NBG-vertaling 1951

1 Koningen 3:11-20 NBG-vertaling 1951 (NBG51)

11. En God zeide tot hem: Omdat gij dit gevraagd hebt, en voor u geen lang leven hebt gevraagd, en geen rijkdom, en ook niet gevraagd hebt het leven uwer vijanden, maar voor u inzicht hebt gevraagd om een rechtszaak te kunnen horen,

12. zie, Ik doe naar uw woord; zie, Ik geef u een wijs en verstandig hart, zodat uws gelijke vóór u niet geweest is, noch na u zal opstaan.

13. En ook wat gij niet gevraagd hebt, geef Ik u, zowel rijkdom als eer, zodat onder de koningen uws gelijke niet zal zijn geweest al uw dagen.

14. En indien gij op mijn wegen wandelt en mijn inzettingen en geboden bewaart, zoals uw vader David gewandeld heeft, dan zal Ik uw leven verlengen.

15. Daarop ontwaakte Salomo, en zie, het was een droom. En toen hij te Jeruzalem gekomen was, stelde hij zich voor de ark van het verbond des Heren en offerde brandoffers en bereidde vredeoffers, en hij richtte een feestmaal aan voor al zijn dienaren.

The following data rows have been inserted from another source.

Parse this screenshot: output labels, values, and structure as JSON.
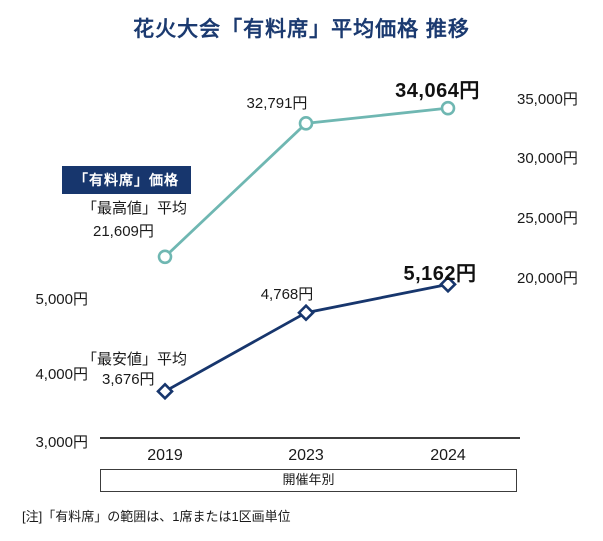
{
  "title": "花火大会「有料席」平均価格 推移",
  "badge_label": "「有料席」価格",
  "note": "[注]「有料席」の範囲は、1席または1区画単位",
  "x_axis_box_label": "開催年別",
  "colors": {
    "navy": "#17366d",
    "teal": "#6fb7b2",
    "title_navy": "#1b3a70",
    "text": "#1a1a1a"
  },
  "chart_data": {
    "type": "line",
    "title": "花火大会「有料席」平均価格 推移",
    "categories": [
      "2019",
      "2023",
      "2024"
    ],
    "x_axis_label": "開催年別",
    "grid": false,
    "legend_position": "left",
    "series": [
      {
        "name": "「最高値」平均",
        "axis": "right",
        "marker": "circle",
        "color": "#6fb7b2",
        "values": [
          21609,
          32791,
          34064
        ],
        "point_labels": [
          "21,609円",
          "32,791円",
          "34,064円"
        ]
      },
      {
        "name": "「最安値」平均",
        "axis": "left",
        "marker": "diamond",
        "color": "#17366d",
        "values": [
          3676,
          4768,
          5162
        ],
        "point_labels": [
          "3,676円",
          "4,768円",
          "5,162円"
        ]
      }
    ],
    "right_axis": {
      "tick_labels": [
        "35,000円",
        "30,000円",
        "25,000円",
        "20,000円"
      ],
      "tick_values": [
        35000,
        30000,
        25000,
        20000
      ],
      "range": [
        20000,
        35000
      ]
    },
    "left_axis": {
      "tick_labels": [
        "5,000円",
        "4,000円",
        "3,000円"
      ],
      "tick_values": [
        5000,
        4000,
        3000
      ],
      "range": [
        3000,
        5000
      ]
    }
  }
}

16. Toentertijd kwamen twee vrouwen, hoeren, tot de koning en stelden zich vóór hem.

17. En de ene vrouw zeide: Met uw verlof, mijn heer, ik en deze vrouw wonen in één huis, en ik heb bij haar in huis gebaard.

18. Op de derde dag nadat ik gebaard had, heeft ook deze vrouw gebaard, en wij waren tezamen, er was geen vreemde bij ons in huis; alleen wij tweeën waren in huis.

19. Toen is de zoon van deze vrouw des nachts gestorven, doordat zij op hem gelegen had.

20. En zij is te middernacht opgestaan en heeft mijn zoon naast mij weggenomen, terwijl uw dienstmaagd sliep, en heeft hem in haar schoot gelegd, en haar dode zoon heeft zij in mijn schoot gelegd.